Le monstre kitsch (théoririe) de Périne Hervé


L'accouplement du kitsch et du monstrueux : la crevette miniature, l'arbre géant et la momie parfumeuse


Photo de Raphaël Meyssan

Si le kitsch fait du neuf avec le vieux, il travaille à sa nouveauté en jouant sur le mode de la séduction-surprise. En tout cas, c'est la corde la plus justement utilisée par la plasticienne Périne Hervé. Chacune des œuvres que j'ai pu voir a d'abord provoqué chez moi un effet de surprise, déchaînant un rire dérisoire. Une surprise, fonctionnant sur l'adéquation à distance mais plaisante avec ce qui nous est donné à voir. L'expérience du kitsch se fait dans l'instant. Car il n'y a finalement "pas grand chose" à voir dans le kitsch qu'elle manipule, mais tout se donne dans un plaisir spontané, instantané. Sans faire de photo, peut-être travaille-t-elle sur les clichés, vifs, efficaces et pertinents du photographe. Sa pratique tient de l'étincelle rieuse et moqueuse.

Je crois que toute la pertinence est contenue dans l'instant-choc où se joue le kitsch. Le kitsch ne fonctionne pas sans ses partenaires et complices : l'inattendu, l'incongru et l'immédiatement perceptible. Il a par ailleurs un compère de plus... une part de monstrueux qui se fait ombre discrète ou qui devance le kitsch de sa présence. Ainsi la "crevette" du vestibule labyrinthique, ou encore la momie de papier toilette vaporisant de l'ambiance parfumée sur fond de strass, paillettes et spots rouges sont à la fois incongrues, répugnantes et déjà presque kitsch... presque seulement parce que tenant encore du monstre, répulsif.

Là où le kitsch de son imaginaire implose, explose et s'impose, plane toujours l'ombre d'un monstre certain d'étrangeté. Entre l'arbre géant et la crevette miniature à se tordre d'un rire incrédule, le monstre s'annonce dans la tension entre le tout petit et l'énorme, dans ce si simple rapport d'étrangeté.

L'apparence étrange du monstre n'est jamais très éloignée du kitsch ; séduisant certes mais dont on se sent toujours un peu étranger, non plus regardeur mais voyeur. Nous sommes laissés à l'écart, ou plutôt mis à l'écart, en décalage. Et le kitsch tente sa séduction pour nous laisser tomber aussitôt. Il nous abandonne à l'impression d'une connivence et tout son charme se joue dans la distance qu'il s'attache à conserver.

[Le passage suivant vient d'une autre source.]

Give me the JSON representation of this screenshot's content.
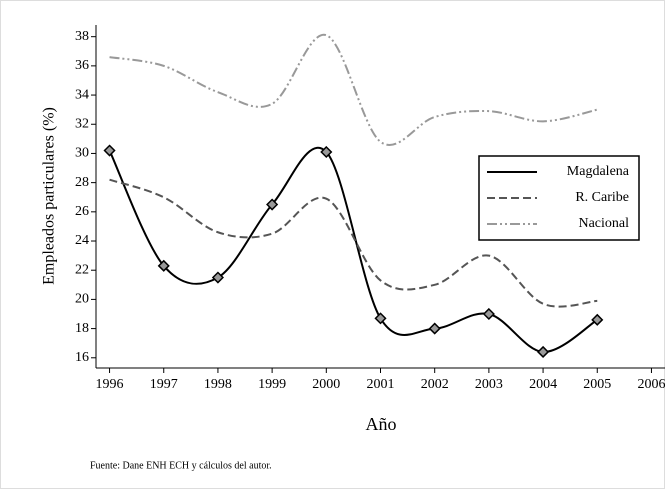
{
  "chart_data": {
    "type": "line",
    "ylabel": "Empleados particulares (%)",
    "xlabel": "Año",
    "note": "Fuente: Dane ENH ECH y cálculos del autor.",
    "x": [
      1996,
      1997,
      1998,
      1999,
      2000,
      2001,
      2002,
      2003,
      2004,
      2005
    ],
    "series": [
      {
        "name": "Magdalena",
        "color": "#000000",
        "dash": "solid",
        "markers": true,
        "values": [
          30.2,
          22.3,
          21.5,
          26.5,
          30.1,
          18.7,
          18.0,
          19.0,
          16.4,
          18.6
        ]
      },
      {
        "name": "R. Caribe",
        "color": "#555555",
        "dash": "dash",
        "markers": false,
        "values": [
          28.2,
          27.0,
          24.6,
          24.5,
          26.9,
          21.3,
          21.0,
          23.0,
          19.7,
          19.9
        ]
      },
      {
        "name": "Nacional",
        "color": "#999999",
        "dash": "dashdot",
        "markers": false,
        "values": [
          36.6,
          36.0,
          34.2,
          33.4,
          38.1,
          30.8,
          32.5,
          32.9,
          32.2,
          33.0
        ]
      }
    ],
    "xlim": [
      1995.75,
      2006.25
    ],
    "xticks": [
      1996,
      1997,
      1998,
      1999,
      2000,
      2001,
      2002,
      2003,
      2004,
      2005,
      2006
    ],
    "ylim": [
      15.3,
      38.8
    ],
    "yticks": [
      16,
      18,
      20,
      22,
      24,
      26,
      28,
      30,
      32,
      34,
      36,
      38
    ],
    "legend": "right"
  }
}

Le monstre kitsch (théoririe) me semble tenir sa force et sa fragilité à la fois, de son principe de séduction : il faut séduire, mais séduire à chaque fois. Séduire avec du ridicule, de l'absurde, de l'étrange, de l'incongru, de l'anormal, de l'infiniment grand et de l'infiniment petit... Il serait plus aisé de séduire avec du flatteur, pourtant le kitsch ne flatte pas mais relativise plutôt toutes valeurs. Il se joue sur un étroit chemin de sens et d'émotion où le rire joue de la limite d'être autre chose. Il doit être un instant, il doit être dérision et dérisoire, intérieur ou bruyant. Il tient aussi de l'étonnement que les mises en scènes provoquent : non seulement étonnement de surprise, mais aussi étonnement dû à la tension entre un kitsch sûr de lui et le monstrueux qui le met en doute. Si kitsch et monstre ont certaines affinités, ils doutent aussi l'un de l'autre ou se font douter. Nous ne savons plus quel est le domaine de chacun. J'aime la fragilité de ce doute.